This is a response to VC 28 Holly 4 ("Name Dropping Again?")...
Holly--
I once LIVED WITH the stage manager for Gumby. We were housemates in the same apartment. Good thing we didn't actually share a bedroom because his was scary. He had a double bed - placed at the precise midpoint along one wall - which he carefully made every morning, pulling the sheet up taut and folding it perfectly evenly over the equally taut blanket, with no wrinkles ever.
Every bit of wall space was covered with something, although it had all been very carefully and symmetrically arranged - a row of framed movie posters spanning the perimeter of the room just beneath the ceiling, then an assortment of nature posters and a large collection of very large swords suspended on long nails.
Rising up from the floor were bookcases he'd built himself to exactly accommodate his extensive collection of paperback thrillers and science fiction. All of the books were arranged by size. Only books of exactly the same height were stored on the same shelf, and all of the shelves were filled. Within the size categories, the books were alphabetized. He kept some clay Gumby and Pokey figures on his desk, along with a pad, some pens in a cannister, an old dial phone and a picture of himself.
Although his room was immaculate, he never cleaned anything else. Said he didn't know how. He complained of hair in the drain, but surprisingly, it often found its way there. The only things he hated more than hair in the drain, he said, were Gumby and Pokey. It was just hard for him to decide which one he hated more than the other.

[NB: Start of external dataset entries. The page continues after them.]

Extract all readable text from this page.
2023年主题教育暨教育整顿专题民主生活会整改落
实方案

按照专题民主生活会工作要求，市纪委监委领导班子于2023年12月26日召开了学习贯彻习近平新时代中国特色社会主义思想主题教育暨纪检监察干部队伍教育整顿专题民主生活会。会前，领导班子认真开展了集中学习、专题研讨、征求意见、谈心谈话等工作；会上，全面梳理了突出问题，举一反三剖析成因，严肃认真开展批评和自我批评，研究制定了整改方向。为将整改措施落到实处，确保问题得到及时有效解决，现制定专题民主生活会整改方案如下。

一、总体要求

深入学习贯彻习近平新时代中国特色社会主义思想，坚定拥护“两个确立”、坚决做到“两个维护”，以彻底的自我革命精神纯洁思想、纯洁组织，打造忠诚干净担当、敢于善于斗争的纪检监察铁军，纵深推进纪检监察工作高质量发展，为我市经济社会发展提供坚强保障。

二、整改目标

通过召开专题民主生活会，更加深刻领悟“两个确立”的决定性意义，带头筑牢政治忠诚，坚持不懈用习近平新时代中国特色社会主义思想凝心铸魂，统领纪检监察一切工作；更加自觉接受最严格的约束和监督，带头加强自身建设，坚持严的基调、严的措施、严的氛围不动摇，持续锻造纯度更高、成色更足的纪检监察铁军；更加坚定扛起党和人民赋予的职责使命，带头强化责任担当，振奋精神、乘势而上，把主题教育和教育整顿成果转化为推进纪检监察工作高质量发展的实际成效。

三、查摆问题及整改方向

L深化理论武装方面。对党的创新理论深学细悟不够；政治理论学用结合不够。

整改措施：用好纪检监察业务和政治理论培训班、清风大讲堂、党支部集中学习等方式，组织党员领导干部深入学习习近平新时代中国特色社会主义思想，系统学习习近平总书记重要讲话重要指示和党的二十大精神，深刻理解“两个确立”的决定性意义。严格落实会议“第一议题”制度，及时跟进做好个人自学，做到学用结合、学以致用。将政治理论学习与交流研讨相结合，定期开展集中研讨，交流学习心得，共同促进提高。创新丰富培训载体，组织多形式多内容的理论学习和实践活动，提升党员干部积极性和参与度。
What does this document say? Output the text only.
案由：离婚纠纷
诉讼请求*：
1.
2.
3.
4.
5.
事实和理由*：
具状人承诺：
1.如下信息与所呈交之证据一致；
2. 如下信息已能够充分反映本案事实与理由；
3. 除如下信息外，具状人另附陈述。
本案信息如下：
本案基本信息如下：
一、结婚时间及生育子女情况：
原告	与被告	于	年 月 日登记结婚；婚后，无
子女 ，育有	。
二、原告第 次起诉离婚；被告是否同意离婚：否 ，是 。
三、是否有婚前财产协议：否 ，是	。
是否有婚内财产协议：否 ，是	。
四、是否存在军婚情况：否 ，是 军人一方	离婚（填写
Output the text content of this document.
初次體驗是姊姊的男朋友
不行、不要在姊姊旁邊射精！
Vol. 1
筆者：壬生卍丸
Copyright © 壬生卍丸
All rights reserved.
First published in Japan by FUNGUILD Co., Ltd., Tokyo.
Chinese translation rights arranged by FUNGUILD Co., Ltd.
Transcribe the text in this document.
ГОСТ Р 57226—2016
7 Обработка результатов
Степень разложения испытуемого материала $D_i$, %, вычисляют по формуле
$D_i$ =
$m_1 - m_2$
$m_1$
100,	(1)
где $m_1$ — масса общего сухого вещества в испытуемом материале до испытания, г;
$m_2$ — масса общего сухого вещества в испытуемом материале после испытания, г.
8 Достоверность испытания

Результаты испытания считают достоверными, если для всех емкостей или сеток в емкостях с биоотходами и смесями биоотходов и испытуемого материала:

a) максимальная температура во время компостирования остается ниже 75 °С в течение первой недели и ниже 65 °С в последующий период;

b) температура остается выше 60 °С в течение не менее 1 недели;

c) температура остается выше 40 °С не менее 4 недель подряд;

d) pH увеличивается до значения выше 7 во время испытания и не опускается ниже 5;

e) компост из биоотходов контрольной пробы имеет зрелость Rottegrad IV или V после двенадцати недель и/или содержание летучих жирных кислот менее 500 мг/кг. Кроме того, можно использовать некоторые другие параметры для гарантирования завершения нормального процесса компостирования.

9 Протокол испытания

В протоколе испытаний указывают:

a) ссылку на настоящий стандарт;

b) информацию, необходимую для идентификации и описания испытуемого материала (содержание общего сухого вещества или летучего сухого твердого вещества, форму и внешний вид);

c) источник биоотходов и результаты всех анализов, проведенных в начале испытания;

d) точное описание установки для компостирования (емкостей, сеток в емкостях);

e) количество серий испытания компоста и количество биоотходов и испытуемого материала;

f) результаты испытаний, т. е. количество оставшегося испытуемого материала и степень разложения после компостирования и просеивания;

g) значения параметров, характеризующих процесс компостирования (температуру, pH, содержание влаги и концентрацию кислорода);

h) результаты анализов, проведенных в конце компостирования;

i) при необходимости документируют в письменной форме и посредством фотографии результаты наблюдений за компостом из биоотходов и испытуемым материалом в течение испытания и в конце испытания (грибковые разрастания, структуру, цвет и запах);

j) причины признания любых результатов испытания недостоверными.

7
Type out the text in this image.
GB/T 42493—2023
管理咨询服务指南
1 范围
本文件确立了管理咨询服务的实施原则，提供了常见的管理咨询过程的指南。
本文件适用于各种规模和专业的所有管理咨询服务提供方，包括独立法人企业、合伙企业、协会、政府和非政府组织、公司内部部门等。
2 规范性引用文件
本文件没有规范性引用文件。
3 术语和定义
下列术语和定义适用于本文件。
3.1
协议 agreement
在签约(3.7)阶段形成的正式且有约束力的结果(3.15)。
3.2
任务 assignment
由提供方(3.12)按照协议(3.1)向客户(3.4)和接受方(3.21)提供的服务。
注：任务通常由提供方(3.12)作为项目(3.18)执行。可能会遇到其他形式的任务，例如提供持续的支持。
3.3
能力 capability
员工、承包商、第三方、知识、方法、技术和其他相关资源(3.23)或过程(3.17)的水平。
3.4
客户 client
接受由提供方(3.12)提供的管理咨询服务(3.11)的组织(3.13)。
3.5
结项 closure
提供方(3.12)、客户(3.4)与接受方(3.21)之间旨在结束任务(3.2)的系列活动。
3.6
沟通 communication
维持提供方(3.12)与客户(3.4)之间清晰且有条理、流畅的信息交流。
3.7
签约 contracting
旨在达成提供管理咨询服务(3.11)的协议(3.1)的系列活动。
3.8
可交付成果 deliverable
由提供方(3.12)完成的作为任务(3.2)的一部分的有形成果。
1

For a while he had a girlfriend whom he mostly saw on weekends. When people would ask him if it was serious or if he liked her a lot or how things were going with her, he'd shrug his shoulders and say something like, "She's all right, I guess." Then, when his girlfriend left him, he fell madly in love with her. When she wasn't interested in having him back, he fell apart.
He had crying jags and couldn't sleep at night. Sometimes he'd even call his mother "just to talk," or invite her over, and he really couldn't stand his mother. He called his doctor and begged for tranquilizers and started taking them all the time. He wrote some bad poems that he wanted me to read. Betrayal, death and despair were more frequently used than "a," "and" and "the."
Maybe I sound a little harsh here, but he'd never been particularly nice to the girlfriend, never cleaned and complained that things weren't clean enough, and then he gets bitter and starts writing poems about his personal problems. I tried to be nice about his poems but he was offended anyway - told me I sounded like I was trying to be nice.
Then he moved out. It was just as well. I never did understand him and the swords and those alphabetized books in his room made me particularly nervous.
Sorry to admit at the end that I'm not quite sure what the point of this voice card is. I guess I thought it would have more of one by the time I got to the end. A slice-of-life card maybe? I don't know.